UNSW raises $1.3 million for IoT cybersecurity start-up


By Αmy Sarcevic
Wednesday, 29 July, 2020


UNSW raises $1.3 million for IoT cybersecurity start-up

UNSW has raised $1.3 million in a deal with IP Group to fund the university’s new spin-out business, CyAmast, which aims to protect IoT devices from cybercrime.

CyAmast continuously monitors network traffic and detects deviations from intended IoT behaviours, with the promise of protecting large networks of IoT devices in a scalable and cost-effective way. The technology is based on software developed by Dr Hassan Habibi and his research team at the UNSW School of Engineering and Telecommunications.

IP Group’s Managing Director Australia, Michael Molinari, says the innovation is groundbreaking. It is the second time his company has invested in a spin-out from UNSW, having put money into Canopus Networks in 2018.

“The use of IoT devices and sensors is growing exponentially and, as organisations’ networks expand, it’s increasingly difficult to track these assets and secure them,” said Molinari.

“Dr Habibi and his team have developed technology that enables operators of smart environments — like enterprise campuses, commercial buildings, industrial facilities and airports — to rapidly identify every IoT device connected to their network and continuously monitor each one and ensure that it’s functioning normally.”

Dr Habibi said CyAmast’s solution trumps traditional IoT protection approaches — which inspect individual packets of data to determine and blacklist threat signatures — given its flexibility, scalability and cost-effectiveness.

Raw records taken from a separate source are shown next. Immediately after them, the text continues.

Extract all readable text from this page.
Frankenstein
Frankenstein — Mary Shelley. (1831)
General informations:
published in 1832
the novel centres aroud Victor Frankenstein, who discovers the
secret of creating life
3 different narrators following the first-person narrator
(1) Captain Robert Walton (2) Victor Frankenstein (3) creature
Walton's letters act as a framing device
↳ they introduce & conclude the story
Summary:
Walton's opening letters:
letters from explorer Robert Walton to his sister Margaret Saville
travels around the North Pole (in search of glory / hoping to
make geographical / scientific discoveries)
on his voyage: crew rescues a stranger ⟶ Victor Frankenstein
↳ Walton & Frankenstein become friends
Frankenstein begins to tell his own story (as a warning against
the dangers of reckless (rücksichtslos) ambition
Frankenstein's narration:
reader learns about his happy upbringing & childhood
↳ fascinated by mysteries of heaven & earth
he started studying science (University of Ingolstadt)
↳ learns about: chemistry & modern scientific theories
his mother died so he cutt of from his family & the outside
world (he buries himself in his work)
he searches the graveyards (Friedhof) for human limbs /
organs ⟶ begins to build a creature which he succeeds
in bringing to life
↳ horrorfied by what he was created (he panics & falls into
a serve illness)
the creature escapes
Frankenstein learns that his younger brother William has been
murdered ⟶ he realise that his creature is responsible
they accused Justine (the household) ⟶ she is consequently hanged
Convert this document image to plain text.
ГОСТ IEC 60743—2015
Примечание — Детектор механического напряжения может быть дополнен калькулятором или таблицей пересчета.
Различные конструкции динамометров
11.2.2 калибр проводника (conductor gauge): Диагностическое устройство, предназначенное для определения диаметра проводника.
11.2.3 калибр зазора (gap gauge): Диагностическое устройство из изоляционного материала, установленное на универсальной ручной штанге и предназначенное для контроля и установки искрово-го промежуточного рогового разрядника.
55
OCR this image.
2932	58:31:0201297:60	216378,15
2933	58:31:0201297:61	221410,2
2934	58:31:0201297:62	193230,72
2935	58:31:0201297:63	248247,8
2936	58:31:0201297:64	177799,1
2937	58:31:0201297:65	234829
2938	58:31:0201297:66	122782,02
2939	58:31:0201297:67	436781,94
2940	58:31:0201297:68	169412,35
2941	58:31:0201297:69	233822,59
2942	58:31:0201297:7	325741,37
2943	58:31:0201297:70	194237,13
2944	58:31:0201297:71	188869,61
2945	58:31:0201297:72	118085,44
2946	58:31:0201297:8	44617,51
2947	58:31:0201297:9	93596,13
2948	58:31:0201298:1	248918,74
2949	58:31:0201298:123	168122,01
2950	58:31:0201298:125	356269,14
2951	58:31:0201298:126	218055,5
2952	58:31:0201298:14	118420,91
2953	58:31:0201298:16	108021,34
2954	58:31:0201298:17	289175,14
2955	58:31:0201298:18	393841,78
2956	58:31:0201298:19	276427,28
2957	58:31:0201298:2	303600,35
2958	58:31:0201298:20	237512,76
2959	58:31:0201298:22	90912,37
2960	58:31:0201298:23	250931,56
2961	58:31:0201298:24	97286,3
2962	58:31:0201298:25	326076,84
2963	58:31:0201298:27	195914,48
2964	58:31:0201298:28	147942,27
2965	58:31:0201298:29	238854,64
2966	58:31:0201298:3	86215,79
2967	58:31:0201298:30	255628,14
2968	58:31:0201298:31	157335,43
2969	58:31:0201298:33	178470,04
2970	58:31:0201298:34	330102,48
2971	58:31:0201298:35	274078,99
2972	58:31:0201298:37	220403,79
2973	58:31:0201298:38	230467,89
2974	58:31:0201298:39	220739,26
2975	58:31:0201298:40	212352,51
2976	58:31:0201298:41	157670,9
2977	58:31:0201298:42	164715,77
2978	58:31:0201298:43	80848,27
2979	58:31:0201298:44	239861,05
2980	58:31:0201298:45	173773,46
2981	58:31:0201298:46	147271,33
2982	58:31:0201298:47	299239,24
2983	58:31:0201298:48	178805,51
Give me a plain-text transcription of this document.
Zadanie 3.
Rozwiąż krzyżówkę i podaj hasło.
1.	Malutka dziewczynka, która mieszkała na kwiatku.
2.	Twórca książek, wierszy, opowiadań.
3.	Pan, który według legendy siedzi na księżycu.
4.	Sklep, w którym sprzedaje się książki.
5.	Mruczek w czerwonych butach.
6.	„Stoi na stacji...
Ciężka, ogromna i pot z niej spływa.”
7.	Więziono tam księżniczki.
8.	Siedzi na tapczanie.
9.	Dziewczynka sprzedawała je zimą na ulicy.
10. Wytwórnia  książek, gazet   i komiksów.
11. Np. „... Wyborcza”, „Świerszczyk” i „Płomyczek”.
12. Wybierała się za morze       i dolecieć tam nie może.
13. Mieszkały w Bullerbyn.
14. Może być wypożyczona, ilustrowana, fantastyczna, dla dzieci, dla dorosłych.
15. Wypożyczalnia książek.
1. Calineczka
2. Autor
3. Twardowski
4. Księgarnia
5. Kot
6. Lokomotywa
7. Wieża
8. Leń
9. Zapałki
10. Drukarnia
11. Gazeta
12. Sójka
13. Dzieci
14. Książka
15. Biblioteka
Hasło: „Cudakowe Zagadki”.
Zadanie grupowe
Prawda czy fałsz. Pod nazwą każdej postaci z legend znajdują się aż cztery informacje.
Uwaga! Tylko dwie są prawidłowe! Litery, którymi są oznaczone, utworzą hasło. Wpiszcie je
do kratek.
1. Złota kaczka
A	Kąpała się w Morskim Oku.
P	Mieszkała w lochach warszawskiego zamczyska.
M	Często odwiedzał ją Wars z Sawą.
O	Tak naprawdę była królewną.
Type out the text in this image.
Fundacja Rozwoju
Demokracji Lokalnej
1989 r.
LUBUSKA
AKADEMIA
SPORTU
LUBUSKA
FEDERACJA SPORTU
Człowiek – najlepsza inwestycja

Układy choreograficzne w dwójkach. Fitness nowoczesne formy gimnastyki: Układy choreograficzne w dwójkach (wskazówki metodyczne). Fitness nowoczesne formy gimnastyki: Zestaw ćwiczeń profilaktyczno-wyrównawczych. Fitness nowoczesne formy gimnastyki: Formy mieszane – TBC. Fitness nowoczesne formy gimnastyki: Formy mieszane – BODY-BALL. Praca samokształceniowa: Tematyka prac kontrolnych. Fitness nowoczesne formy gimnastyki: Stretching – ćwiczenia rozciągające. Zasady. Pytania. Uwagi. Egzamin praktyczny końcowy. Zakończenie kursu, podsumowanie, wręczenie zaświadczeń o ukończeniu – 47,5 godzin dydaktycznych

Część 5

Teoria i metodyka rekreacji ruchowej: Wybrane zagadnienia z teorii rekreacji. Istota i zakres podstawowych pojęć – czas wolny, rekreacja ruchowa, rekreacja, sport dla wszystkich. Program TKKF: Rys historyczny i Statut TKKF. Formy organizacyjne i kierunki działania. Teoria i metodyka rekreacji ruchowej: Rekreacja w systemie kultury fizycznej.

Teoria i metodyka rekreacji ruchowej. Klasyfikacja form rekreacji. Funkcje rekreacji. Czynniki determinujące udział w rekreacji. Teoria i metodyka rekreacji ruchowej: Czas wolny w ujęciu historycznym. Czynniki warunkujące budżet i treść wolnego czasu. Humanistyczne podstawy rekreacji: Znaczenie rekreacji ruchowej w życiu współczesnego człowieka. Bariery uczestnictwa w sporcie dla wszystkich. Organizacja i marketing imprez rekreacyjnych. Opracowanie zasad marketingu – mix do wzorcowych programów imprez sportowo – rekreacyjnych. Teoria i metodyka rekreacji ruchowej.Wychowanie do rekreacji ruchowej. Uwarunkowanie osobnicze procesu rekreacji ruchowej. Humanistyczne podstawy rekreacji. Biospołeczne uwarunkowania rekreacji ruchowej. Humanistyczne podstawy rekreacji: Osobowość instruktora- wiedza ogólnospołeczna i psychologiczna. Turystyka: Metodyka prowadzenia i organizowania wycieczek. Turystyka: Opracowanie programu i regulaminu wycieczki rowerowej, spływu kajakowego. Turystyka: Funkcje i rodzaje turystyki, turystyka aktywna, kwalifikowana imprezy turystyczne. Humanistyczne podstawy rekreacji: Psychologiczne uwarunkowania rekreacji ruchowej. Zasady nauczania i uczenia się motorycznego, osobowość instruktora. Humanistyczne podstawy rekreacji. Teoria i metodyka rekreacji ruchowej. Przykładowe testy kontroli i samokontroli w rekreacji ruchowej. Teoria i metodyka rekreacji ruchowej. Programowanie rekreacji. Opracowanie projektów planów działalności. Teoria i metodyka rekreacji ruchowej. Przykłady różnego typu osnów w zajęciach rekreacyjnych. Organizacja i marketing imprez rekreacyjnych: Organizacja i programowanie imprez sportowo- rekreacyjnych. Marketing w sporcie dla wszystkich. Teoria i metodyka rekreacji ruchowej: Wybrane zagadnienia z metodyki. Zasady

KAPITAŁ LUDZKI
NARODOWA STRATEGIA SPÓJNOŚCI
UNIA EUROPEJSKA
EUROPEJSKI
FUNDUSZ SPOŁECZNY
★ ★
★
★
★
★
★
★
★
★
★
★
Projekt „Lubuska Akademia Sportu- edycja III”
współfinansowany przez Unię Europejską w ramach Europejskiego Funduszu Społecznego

“Traditional methods of detecting malicious traffic are bundled, static and inflexible, and thus do not suffice for the growing diversity of attacks on increasing numbers of insecure IoT devices,” Dr Habibi said.

“These attack-signature-based solutions are increasingly being defeated as they can’t keep up with the increasing percentage of network traffic that’s encrypted and therefore can’t be opened and inspected. They also have poor resilience to morphed attacks that can render known signatures useless. Inspecting individual packets can also be prohibitively expensive.

“Our technology develops a model of expected behaviours for each device, based on the manufacturer’s specifications. The model is enriched with our patented, real-time artificial intelligence-based algorithms, to check data flows against expected behaviours.”

Pictured: Dr Hassan Habibi and CyAmast CEO Adam de Jong.